# Probleme mit ausrichten von list-style-image?



## julchen (3. Dezember 2008)

Hallo,
ich hab immer das Problem, wenn ich list-style-images selber gestaltet, z. B. als farbiges Quadrat, dass ich dieses nicht mittig zum Listeneintrag positioniert bekomme. Wie kann ich sicherstellen, dass sowohl im ie als auch im ff das image mittig zur Zeile positioniert wird? Geht das nur, wenn ich 2 Style-sheet Dateien erstelle, eine für den ff und eine für den ie, denen ich verschiedenen Positionierungen vergebe?

Gruss
Julchen


----------



## Maik (3. Dezember 2008)

Hi,

verwende in diesem Fall anstelle von list-style-image die background-image-Eigenschaft in Verbindung mit background-position:left center für das li-Element, bzw. die Kurzform background:url(...) no-repeat left center, und rücke seinen Elementinhalt  mittels padding-left entsprechend der Grafikbreite ein, damit er das Hintergrundbild nicht überdeckt.

mfg Maik


----------



## julchen (3. Dezember 2008)

Hallo,
... DANKE DIR


----------



## julchen (3. Dezember 2008)

Hallo nochmals,
ich hab ein Problem. Was mache ich, wenn die Zeile über eine Zeile hinaus geht und z. B. zweizeilig wird. Dann hängt der Aufzählungspunkt in der "Luft".

Gruss
julchen


----------



## Maik (3. Dezember 2008)

Wunderst du dich darüber?

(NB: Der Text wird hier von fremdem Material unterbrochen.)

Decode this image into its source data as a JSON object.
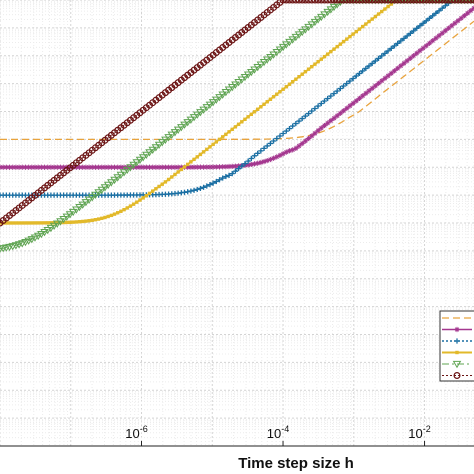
{
  "chart_data": {
    "type": "line",
    "xlabel": "Time step size h",
    "ylabel": "",
    "xscale": "log",
    "yscale": "log",
    "xlim": [
      1e-08,
      0.05
    ],
    "ylim": [
      1e-16,
      1
    ],
    "grid": true,
    "legend_position": "bottom-right",
    "x_ticks": [
      {
        "base": "10",
        "exp": "-6",
        "value": 1e-06
      },
      {
        "base": "10",
        "exp": "-4",
        "value": 0.0001
      },
      {
        "base": "10",
        "exp": "-2",
        "value": 0.01
      }
    ],
    "series": [
      {
        "color": "#e8a33d",
        "line": "dashed",
        "marker": "none",
        "plateau": 1e-05,
        "dip_x": 0.0015,
        "dip_y": 1e-08,
        "lead": 0.12,
        "width": 1.3
      },
      {
        "color": "#a4378f",
        "line": "solid",
        "marker": "star",
        "plateau": 1e-06,
        "dip_x": 0.0002,
        "dip_y": 1e-10,
        "lead": 0.07,
        "width": 1.4
      },
      {
        "color": "#1a6fa3",
        "line": "dotted",
        "marker": "plus",
        "plateau": 1e-07,
        "dip_x": 2.5e-05,
        "dip_y": 1e-11,
        "lead": 0.025,
        "width": 1.5
      },
      {
        "color": "#e2b92a",
        "line": "solid",
        "marker": "square",
        "plateau": 1e-08,
        "dip_x": 3e-06,
        "dip_y": 1e-12,
        "lead": 0.004,
        "width": 1.9
      },
      {
        "color": "#5fa452",
        "line": "dashdot",
        "marker": "triangle-down",
        "plateau": 1e-09,
        "dip_x": 4e-07,
        "dip_y": 1e-13,
        "lead": 0.0007,
        "width": 1.0
      },
      {
        "color": "#6b1414",
        "line": "dotted",
        "marker": "circle",
        "plateau": 0,
        "dip_x": 0,
        "dip_y": 0,
        "lead": 0.0001,
        "width": 1.0
      }
    ]
  }
}
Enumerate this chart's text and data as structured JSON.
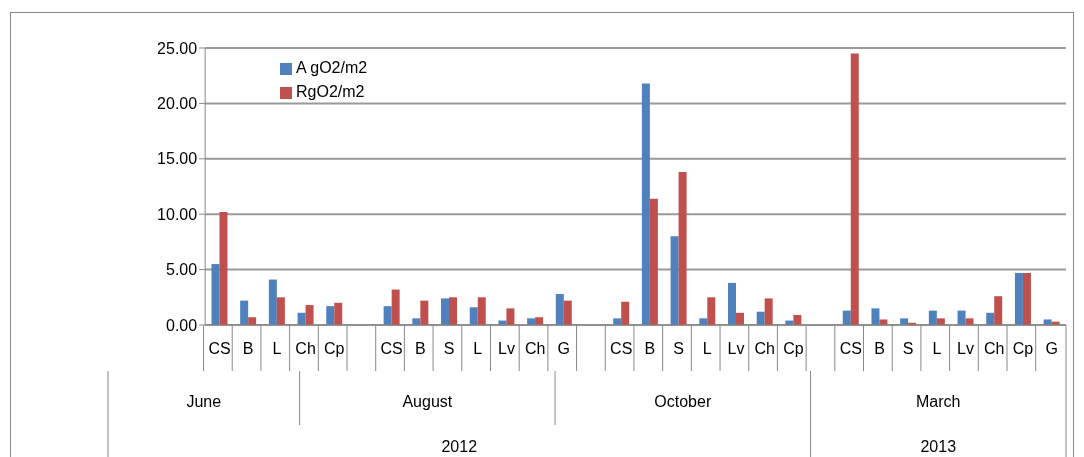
{
  "chart_data": {
    "type": "bar",
    "categories": [
      "CS",
      "B",
      "L",
      "Ch",
      "Cp",
      null,
      "CS",
      "B",
      "S",
      "L",
      "Lv",
      "Ch",
      "G",
      null,
      "CS",
      "B",
      "S",
      "L",
      "Lv",
      "Ch",
      "Cp",
      null,
      "CS",
      "B",
      "S",
      "L",
      "Lv",
      "Ch",
      "Cp",
      "G"
    ],
    "series": [
      {
        "name": "A gO2/m2",
        "color": "#4f81bd",
        "values": [
          5.5,
          2.2,
          4.1,
          1.1,
          1.7,
          null,
          1.7,
          0.6,
          2.4,
          1.6,
          0.4,
          0.6,
          2.8,
          null,
          0.6,
          21.8,
          8.0,
          0.6,
          3.8,
          1.2,
          0.4,
          null,
          1.3,
          1.5,
          0.6,
          1.3,
          1.3,
          1.1,
          4.7,
          0.5
        ]
      },
      {
        "name": "RgO2/m2",
        "color": "#c0504d",
        "values": [
          10.2,
          0.7,
          2.5,
          1.8,
          2.0,
          null,
          3.2,
          2.2,
          2.5,
          2.5,
          1.5,
          0.7,
          2.2,
          null,
          2.1,
          11.4,
          13.8,
          2.5,
          1.1,
          2.4,
          0.9,
          null,
          24.5,
          0.5,
          0.2,
          0.6,
          0.6,
          2.6,
          4.7,
          0.3
        ]
      }
    ],
    "ylim": [
      0,
      25
    ],
    "yticks": [
      {
        "value": 0,
        "label": "0.00"
      },
      {
        "value": 5,
        "label": "5.00"
      },
      {
        "value": 10,
        "label": "10.00"
      },
      {
        "value": 15,
        "label": "15.00"
      },
      {
        "value": 20,
        "label": "20.00"
      },
      {
        "value": 25,
        "label": "25.00"
      }
    ],
    "grid": "y",
    "legend": "top left",
    "annotations": [
      "June",
      "August",
      "October",
      "March",
      "2012",
      "2013"
    ]
  }
}
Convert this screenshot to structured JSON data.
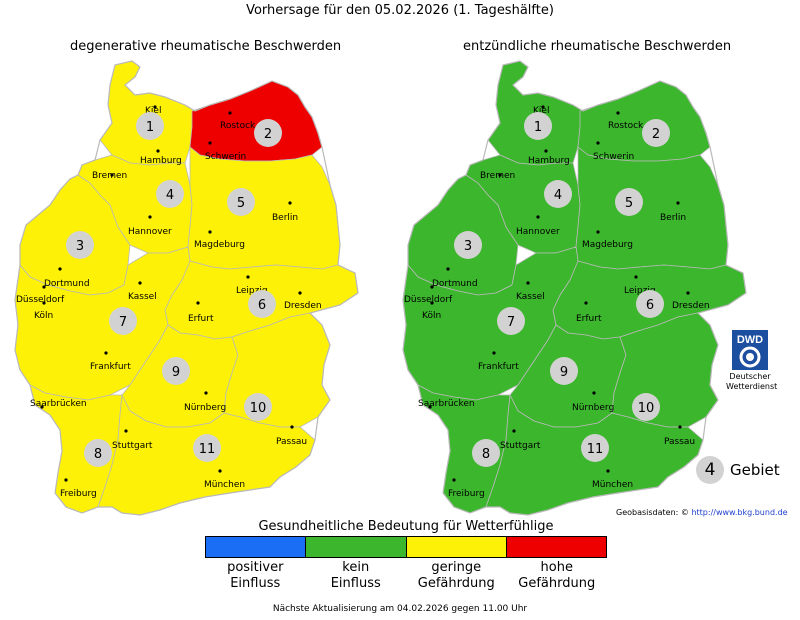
{
  "title": "Vorhersage für den 05.02.2026 (1. Tageshälfte)",
  "colors": {
    "positiver_einfluss": "#1a6ef5",
    "kein_einfluss": "#3cb62d",
    "geringe_gefaehrdung": "#fdf207",
    "hohe_gefaehrdung": "#ee0000",
    "region_circle": "#d2d2d2",
    "border": "#b9b9b9"
  },
  "maps": [
    {
      "title": "degenerative rheumatische Beschwerden",
      "region_levels": {
        "1": "geringe_gefaehrdung",
        "2": "hohe_gefaehrdung",
        "3": "geringe_gefaehrdung",
        "4": "geringe_gefaehrdung",
        "5": "geringe_gefaehrdung",
        "6": "geringe_gefaehrdung",
        "7": "geringe_gefaehrdung",
        "8": "geringe_gefaehrdung",
        "9": "geringe_gefaehrdung",
        "10": "geringe_gefaehrdung",
        "11": "geringe_gefaehrdung"
      }
    },
    {
      "title": "entzündliche rheumatische Beschwerden",
      "region_levels": {
        "1": "kein_einfluss",
        "2": "kein_einfluss",
        "3": "kein_einfluss",
        "4": "kein_einfluss",
        "5": "kein_einfluss",
        "6": "kein_einfluss",
        "7": "kein_einfluss",
        "8": "kein_einfluss",
        "9": "kein_einfluss",
        "10": "kein_einfluss",
        "11": "kein_einfluss"
      }
    }
  ],
  "regions": [
    "1",
    "2",
    "3",
    "4",
    "5",
    "6",
    "7",
    "8",
    "9",
    "10",
    "11"
  ],
  "cities": [
    "Kiel",
    "Rostock",
    "Hamburg",
    "Schwerin",
    "Bremen",
    "Hannover",
    "Berlin",
    "Magdeburg",
    "Dortmund",
    "Düsseldorf",
    "Köln",
    "Kassel",
    "Leipzig",
    "Dresden",
    "Erfurt",
    "Frankfurt",
    "Saarbrücken",
    "Nürnberg",
    "Passau",
    "Stuttgart",
    "München",
    "Freiburg"
  ],
  "logo": {
    "text": "DWD",
    "caption_1": "Deutscher",
    "caption_2": "Wetterdienst"
  },
  "gebiet": {
    "number": "4",
    "label": "Gebiet"
  },
  "geobasis": {
    "prefix": "Geobasisdaten: ©",
    "url": "http://www.bkg.bund.de"
  },
  "legend": {
    "title": "Gesundheitliche Bedeutung für Wetterfühlige",
    "items": [
      {
        "key": "positiver_einfluss",
        "line1": "positiver",
        "line2": "Einfluss"
      },
      {
        "key": "kein_einfluss",
        "line1": "kein",
        "line2": "Einfluss"
      },
      {
        "key": "geringe_gefaehrdung",
        "line1": "geringe",
        "line2": "Gefährdung"
      },
      {
        "key": "hohe_gefaehrdung",
        "line1": "hohe",
        "line2": "Gefährdung"
      }
    ]
  },
  "footer": "Nächste Aktualisierung am 04.02.2026 gegen 11.00 Uhr"
}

Dann mußt du eben auf die vertikale Zentrierung des Hintergrundbildes verzichten, und stattdessen einen fixen Wert für die Hintergrundbildposition von oben wählen, oder damit leben, dass die Browser die Bullet-Grafik mittels list-style-image nicht gleichermaßen vertikal zentrieren.

mfg Maik


----------